# Thread: Polynomials - Solving Equations

1. ## Polynomials - Solving Equations

I've done quite a lot of practice with this topic but I'm stuck at these kind of questions.

Q) Find all the real roots of the equation $x^5-3x^4+2x^3-2x^2+3x+1=2x$

I've solved one root which is 1, but I got that by using the guess factor and putting in different values of x to equate the equation.

Can you show me the easiest way of solving these kind of questions.

Thanks in advance!

2. Quintics are dicey. In fact, there is a proof that although there are formulas for the general quadratic, cubic, and quartic polynomials, there is no general formula that solves the quintic. You can only solve special cases. In this case, 1 and -1 would be the numbers to try, because of the rational root theorem. After trying those, if you can reduce the order by factoring, you might be able to use the cubic formula or the quartic method.

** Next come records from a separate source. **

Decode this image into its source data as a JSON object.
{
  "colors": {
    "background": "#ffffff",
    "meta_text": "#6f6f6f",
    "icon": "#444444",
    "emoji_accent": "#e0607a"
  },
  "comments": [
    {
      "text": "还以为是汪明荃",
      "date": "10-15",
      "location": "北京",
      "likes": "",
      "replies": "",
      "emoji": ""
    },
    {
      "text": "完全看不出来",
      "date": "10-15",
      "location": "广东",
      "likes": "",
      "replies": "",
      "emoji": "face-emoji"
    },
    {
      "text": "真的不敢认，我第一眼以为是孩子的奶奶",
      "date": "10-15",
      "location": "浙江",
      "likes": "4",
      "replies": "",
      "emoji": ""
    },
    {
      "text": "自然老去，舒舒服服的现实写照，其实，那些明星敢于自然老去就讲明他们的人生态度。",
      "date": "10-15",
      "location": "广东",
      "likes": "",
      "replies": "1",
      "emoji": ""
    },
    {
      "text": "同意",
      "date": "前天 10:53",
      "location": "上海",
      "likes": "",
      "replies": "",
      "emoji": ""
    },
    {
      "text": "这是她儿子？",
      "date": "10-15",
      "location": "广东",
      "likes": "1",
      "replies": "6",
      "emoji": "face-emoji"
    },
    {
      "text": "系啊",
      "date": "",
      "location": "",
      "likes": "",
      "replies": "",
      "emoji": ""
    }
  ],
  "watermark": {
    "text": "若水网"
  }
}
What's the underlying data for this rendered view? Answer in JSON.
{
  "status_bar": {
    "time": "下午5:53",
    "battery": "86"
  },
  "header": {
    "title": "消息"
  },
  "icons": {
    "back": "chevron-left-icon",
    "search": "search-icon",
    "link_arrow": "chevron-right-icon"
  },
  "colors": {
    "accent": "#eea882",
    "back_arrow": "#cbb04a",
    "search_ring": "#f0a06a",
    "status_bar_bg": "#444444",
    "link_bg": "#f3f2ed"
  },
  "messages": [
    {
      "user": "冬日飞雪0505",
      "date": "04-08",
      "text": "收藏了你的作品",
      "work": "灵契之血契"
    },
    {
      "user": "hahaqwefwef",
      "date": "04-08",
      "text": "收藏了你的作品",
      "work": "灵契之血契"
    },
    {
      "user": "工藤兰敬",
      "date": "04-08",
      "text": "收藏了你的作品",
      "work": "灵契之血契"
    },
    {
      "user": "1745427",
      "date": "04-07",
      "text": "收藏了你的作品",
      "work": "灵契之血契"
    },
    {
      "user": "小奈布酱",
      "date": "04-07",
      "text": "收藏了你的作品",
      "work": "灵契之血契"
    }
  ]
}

3. Ackbeet mentioned the rational roots theorem, which gives us 1 and -1 as possibilities. Divide the original polynomial by x - 1 using synthetic division and see what you get.

4. Well this is a High School level question, so I am assuming there must be a simpler method to solve this? How can I factorize this?

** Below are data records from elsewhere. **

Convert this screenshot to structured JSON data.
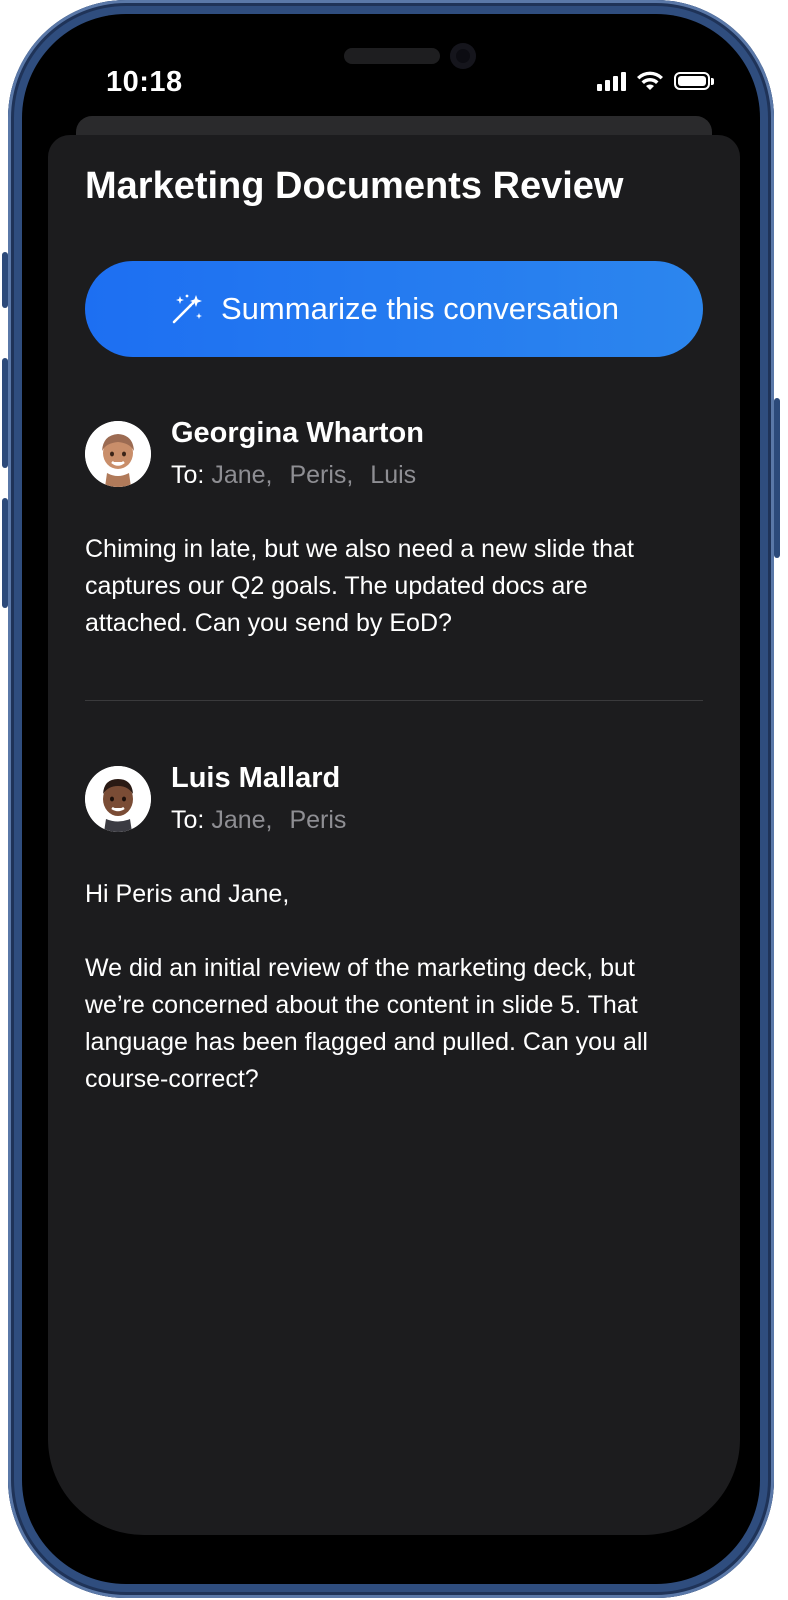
{
  "status_bar": {
    "time": "10:18"
  },
  "thread": {
    "title": "Marketing Documents Review",
    "summarize_label": "Summarize this conversation",
    "to_label": "To:",
    "messages": [
      {
        "sender": "Georgina Wharton",
        "recipients": [
          "Jane,",
          "Peris,",
          "Luis"
        ],
        "paragraphs": [
          "Chiming in late, but we also need a new slide that captures our Q2 goals. The updated docs are attached. Can you send by EoD?"
        ]
      },
      {
        "sender": "Luis Mallard",
        "recipients": [
          "Jane,",
          "Peris"
        ],
        "paragraphs": [
          "Hi Peris and Jane,",
          "We did an initial review of the marketing deck, but we’re concerned about the content in slide 5. That language has been flagged and pulled. Can you all course-correct?"
        ]
      }
    ]
  },
  "colors": {
    "accent": "#1d6ff2",
    "sheet_background": "#1c1c1e",
    "secondary_text": "#8e8e93",
    "chassis": "#2f4d7e"
  },
  "icons": {
    "summarize": "sparkles-icon",
    "signal": "cellular-signal-icon",
    "wifi": "wifi-icon",
    "battery": "battery-icon"
  },
  "battery_level": 1.0
}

Better yet can someone show me an easy method of solving such questions.

Thanks!

5. $x^5-3x^4+2x^3-2x^2+x+1=0$

real roots are $1, 1\pm\sqrt{2}$

6. Well that is correct, but how can I solve this myself. Can you please show me the method.
Thanks!

7. Originally Posted by unstopabl3
Well that is correct, but how can I solve this myself. Can you please show me the method.
Thanks!
Ackbeet's post told you how to find the real root x = 1.

x = 1 is a root => x - 1 is a factor. Divide that factor into your quintic using polynomial long division and you get $x^4 - 2x^3 -2x-1$ as another factor.

Your new job now is to solve $x^4 - 2x^3 -2x-1 = 0$.

Note that the left hand side of the above can be written $x^4 - 2x^3 - x^2 + x^2 - 2x - 1 = x^2(x^2 - 2x - 1) + ( x^2 - 2x - 1)$ ....

8. well what is left from the first factor is
$(x^2+1)(x^2-2x-1)$
to find factors of $(x^2-2x-1) \rightarrow (x-1)^2 -2 \rightarrow x= 1\pm\sqrt{2}$
this was done by completing the square.

do you need more steps.
i don't think there is a slam dunk to this one.

EDIT: clarified step

9. $x^5 - 3x^4 + 2x^3 - 2x^2 + x + 1=0$
As I said, since you know that one of the roots is 1, use synthetic division:
Code:
1|  1 -3  2 -2  1  1
--     1 -2  0 -2 -1
---------------------
1 -2  0 -2 -1  0
So your equation is the same as
$(x - 1)(x^4 - 2x^3 - 2x - 1) = 0$

Take the 2nd factor and solve for x:
$x^4 - 2x^3 - 2x - 1 = 0$

Subtract and add an x^2 on the left side:
$x^4 - 2x^3 - x^2 + x^2 - 2x - 1 = 0$

Factor by grouping three terms -- find the GCF for the first 3 terms, and do the same for the last 3 terms:
$x^2(x^2 - 2x - 1) + 1(x^2 - 2x - 1) = 0$

So this factors to
$(x^2 + 1)(x^2 - 2x - 1) = 0$

Set each factor to 0. For the first, there will be no real solutions. For the 2nd, use the quadratic formula.

EDIT: Ack! Too slow!